Dede Yusuf, Rano Karno, Marissa Haque, Helmy Yahya, dan Saipul Jamil
merupakan lima dari sederetan artis yang kini sedang mulai mencoba peruntungannya di
dunia perpolitikan Indonesia. Dua dari lima nama di atas malah telah berhasil menggolkan
dirinya dalam ajang Pemilihan Kepala Daerah (Pilkada), yaitu Dede Yusuf untuk Pilkada
Jawa Barat dan Rano Karno untuk Pilkada Tangerang. Sedang Marissa Haque merupakan
contoh selebritis yang tidak berhasil memenangi Pilkada, dalam hal ini Pilkada Provinsi
Banten. Dua nama terakhir, Helmy Yahya dan Saipul Jamil merupakan nama yang
dikabarkan akan mendaftarkan diri, yaitu Helmy Yahya sebagai calon wakil gubernur
Sumatera Selatan dan Saipul Jamil sebagai calon wakil walikota Serang, dalam Pilkada
mendatang. Fenomena artis masuk ke dunia politik ini sebenarnya tidak hanya terjadi di
Indonesia. Melirik pada Amerika Serikat yang notabene dikenal sebagai negerinya demokrasi,
ternyata fenomena ini juga terjadi di Amerika Serikat, yaitu ketika Ronald Reagan yang
seorang bintang film pernah memimpin negara tersebut, serta aktor Arnold Schwarzeneger
yang hingga saat ini memimpin negara bagian California. Fenomena artis memasuki dunia
politik dengan memanfaatkan popularitas memang sedang terjadi di negara kita. Yang
kemudian menjadi pertanyaan adalah, apakah fenomena popularitas dalam dunia politik ini
akan menjadikan kualitas demokrasi dalam suatu negara menjadi lebih baik, atau fenomena
tersebut malah akan memperburuk kualitas demokrasi suatu negara?
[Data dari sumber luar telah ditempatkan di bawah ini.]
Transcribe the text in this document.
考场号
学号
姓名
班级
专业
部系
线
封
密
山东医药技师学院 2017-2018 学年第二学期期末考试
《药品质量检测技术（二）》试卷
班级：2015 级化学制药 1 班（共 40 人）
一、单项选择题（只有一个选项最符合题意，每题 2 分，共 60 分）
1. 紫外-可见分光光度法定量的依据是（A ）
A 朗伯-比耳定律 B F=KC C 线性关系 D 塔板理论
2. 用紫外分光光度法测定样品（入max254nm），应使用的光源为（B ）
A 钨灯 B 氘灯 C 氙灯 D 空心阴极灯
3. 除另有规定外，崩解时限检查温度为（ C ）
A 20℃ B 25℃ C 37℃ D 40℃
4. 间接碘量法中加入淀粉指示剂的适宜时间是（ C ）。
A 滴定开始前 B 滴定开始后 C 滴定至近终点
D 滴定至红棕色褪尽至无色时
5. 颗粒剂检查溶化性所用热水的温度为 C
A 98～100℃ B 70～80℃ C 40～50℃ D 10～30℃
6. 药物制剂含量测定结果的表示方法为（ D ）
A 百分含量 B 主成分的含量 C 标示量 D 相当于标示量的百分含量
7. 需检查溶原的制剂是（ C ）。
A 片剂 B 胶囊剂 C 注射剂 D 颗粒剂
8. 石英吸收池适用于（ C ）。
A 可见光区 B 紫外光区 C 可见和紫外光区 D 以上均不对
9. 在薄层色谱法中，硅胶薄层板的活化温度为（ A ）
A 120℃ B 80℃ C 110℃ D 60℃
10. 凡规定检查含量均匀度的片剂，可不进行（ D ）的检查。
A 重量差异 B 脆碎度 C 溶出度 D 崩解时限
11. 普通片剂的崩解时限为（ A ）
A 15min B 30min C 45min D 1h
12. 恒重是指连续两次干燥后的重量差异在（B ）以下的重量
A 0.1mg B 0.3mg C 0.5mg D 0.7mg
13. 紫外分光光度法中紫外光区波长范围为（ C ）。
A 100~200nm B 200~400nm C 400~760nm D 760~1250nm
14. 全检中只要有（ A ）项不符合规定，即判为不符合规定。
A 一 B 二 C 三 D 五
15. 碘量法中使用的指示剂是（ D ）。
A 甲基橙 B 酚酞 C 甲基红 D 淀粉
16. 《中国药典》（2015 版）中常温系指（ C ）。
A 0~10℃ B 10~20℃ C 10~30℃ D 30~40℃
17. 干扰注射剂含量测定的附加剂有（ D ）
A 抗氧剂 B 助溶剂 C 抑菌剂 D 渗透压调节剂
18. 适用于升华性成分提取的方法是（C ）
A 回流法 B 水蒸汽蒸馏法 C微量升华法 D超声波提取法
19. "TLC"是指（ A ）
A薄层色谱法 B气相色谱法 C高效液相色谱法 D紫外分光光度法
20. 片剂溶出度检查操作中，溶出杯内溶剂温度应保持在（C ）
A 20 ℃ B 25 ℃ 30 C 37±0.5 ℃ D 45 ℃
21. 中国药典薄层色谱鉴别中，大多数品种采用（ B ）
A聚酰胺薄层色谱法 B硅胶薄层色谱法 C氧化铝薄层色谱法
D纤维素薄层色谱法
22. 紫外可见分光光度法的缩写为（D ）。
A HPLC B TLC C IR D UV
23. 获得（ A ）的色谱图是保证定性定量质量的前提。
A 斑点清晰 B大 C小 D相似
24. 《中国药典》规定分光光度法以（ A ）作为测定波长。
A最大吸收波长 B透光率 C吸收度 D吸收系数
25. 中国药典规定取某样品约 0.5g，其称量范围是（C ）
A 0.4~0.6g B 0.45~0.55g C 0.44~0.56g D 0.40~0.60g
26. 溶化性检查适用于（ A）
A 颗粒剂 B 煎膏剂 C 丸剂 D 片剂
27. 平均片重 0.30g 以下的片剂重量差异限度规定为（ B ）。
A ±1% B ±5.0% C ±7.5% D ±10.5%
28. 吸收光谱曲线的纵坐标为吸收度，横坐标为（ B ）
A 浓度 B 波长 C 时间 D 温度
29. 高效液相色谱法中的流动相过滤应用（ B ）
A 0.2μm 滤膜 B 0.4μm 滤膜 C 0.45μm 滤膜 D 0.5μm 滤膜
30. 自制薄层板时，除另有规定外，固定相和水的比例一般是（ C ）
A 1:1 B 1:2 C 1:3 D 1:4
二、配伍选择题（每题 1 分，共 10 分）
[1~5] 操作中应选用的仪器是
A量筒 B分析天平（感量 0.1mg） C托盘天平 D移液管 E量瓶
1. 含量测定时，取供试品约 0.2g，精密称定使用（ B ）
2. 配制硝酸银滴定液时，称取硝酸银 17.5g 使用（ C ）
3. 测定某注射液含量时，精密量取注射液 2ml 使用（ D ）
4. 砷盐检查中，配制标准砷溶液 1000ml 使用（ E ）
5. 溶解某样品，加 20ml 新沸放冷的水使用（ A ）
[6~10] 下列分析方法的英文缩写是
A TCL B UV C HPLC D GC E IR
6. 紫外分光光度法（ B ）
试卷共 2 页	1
Di masyarakat kita, dalam memperoleh dukungan politik, popularitas amatlah
penting. Karena itu selebritis yang identik dengan publikasi sangat mudah memperopleh

Page | 1
Erika . 0706291243 . Jurusan Ilmu Hubungan Internasional . Fakultas Ilmu Sosial dan Ilmu Politik.
Universitas Indonesia.

dukungan politik. Hal ini senada dengan apa yang ditulis oleh Darrell West, penulis buku
“Celebrity Politics”, bahwa artis dan pelawak tergiur terjun ke jabatan publik akibat
perkembangan media, khususnya televisi, dan demokrasi1. Televisi seakan menjadi medium
yang sempurna bagi selebiriti untuk mendulang kemasyhuran dan citra diri. Hal ini juga
didukung dengan sistem pemilihan langsung yang kini diterapkan di negara kita. Sistem
pemilihan langsung ini telah membuat selebriti yang lebih populer, menjadi lebih mempunyai
tempat di hati masyarakat sebagai penggemarnya. Selain itu, fenomena popularitas artis
dalam dunia politik ini juga disuburkan oleh kondisi dan karakteristik masyarakat Indonesia.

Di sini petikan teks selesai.